Effect of self-grown seed layer on thermoelectric properties of ZnO thin films

Abstract

The influence of self-grown seed has been studied on thermoelectric performance of 2% Al-doped ZnO (AZO) thin films. The thickness and orientation of c-axis domains in seed layer change on different substrates while other deposition conditions were kept unchanged for a comparable study. The changes occur because of the different nucleation process of thin film growth on substrate interface and the different lattice mismatch between AZO and substrate. Thin films are grown by pulsed laser deposition on single crystals (SrTiO3 (STO) and Al2O3) and cheap amorphous fused silica (FS) substrates at 400°C. All thin films are c-axis oriented. The grains are highly connected and elongated in shape which leads to high thermoelectric properties.

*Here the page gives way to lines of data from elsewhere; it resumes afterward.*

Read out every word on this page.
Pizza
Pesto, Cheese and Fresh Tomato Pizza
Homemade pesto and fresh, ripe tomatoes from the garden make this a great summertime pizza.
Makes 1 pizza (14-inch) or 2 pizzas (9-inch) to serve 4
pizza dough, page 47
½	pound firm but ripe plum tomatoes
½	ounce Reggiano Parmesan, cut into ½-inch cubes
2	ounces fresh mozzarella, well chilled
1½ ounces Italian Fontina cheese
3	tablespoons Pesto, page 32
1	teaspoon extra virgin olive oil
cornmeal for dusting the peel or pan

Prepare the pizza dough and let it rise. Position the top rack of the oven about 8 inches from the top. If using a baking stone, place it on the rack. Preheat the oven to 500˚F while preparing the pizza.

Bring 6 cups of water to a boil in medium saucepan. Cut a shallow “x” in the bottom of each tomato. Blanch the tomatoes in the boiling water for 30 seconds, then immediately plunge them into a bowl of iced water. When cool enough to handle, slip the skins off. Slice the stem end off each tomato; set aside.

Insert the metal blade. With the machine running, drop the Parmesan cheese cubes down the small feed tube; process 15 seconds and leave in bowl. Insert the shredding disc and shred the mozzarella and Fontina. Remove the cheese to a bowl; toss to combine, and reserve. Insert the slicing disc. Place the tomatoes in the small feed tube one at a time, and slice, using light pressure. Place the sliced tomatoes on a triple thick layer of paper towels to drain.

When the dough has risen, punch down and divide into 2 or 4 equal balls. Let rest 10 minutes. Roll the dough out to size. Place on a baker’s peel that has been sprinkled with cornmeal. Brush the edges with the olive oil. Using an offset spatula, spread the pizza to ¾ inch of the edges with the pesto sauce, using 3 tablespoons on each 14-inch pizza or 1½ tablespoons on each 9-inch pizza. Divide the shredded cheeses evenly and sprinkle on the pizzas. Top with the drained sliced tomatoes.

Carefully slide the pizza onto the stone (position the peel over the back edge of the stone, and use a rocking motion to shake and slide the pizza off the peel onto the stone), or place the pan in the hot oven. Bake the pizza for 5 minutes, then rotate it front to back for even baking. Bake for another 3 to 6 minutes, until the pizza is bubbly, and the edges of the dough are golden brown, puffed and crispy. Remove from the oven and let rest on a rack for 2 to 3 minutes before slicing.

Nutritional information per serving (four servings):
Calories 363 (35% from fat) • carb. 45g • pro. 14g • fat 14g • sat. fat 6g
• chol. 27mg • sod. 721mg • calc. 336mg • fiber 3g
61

The thicker self-grown seed layer is found in thin film deposited on FS substrates which shows best performance: electrical conductivity σ=93S/cm and Seebeck coefficient S=−203μV/K, which estimate power factor (S2.σ) about 0.37×10−3Wm−1K−2 at 600K. The value of thermal conductivity (κ) was found lowest (4.89Wm−1K−1) for thin film deposited on FS than the other thin films (6.9Wm−1K−1 on Al2O3 and 6.55Wm−1K−1 on STO) at 300K. The figure of merit, ZT=S2.σ.T/κ, is calculated 0.046 at 600K, 5 times larger than the ZT of our previous reported bulk AZO, which is promising for practical applications of thermoelectric oxide thin films.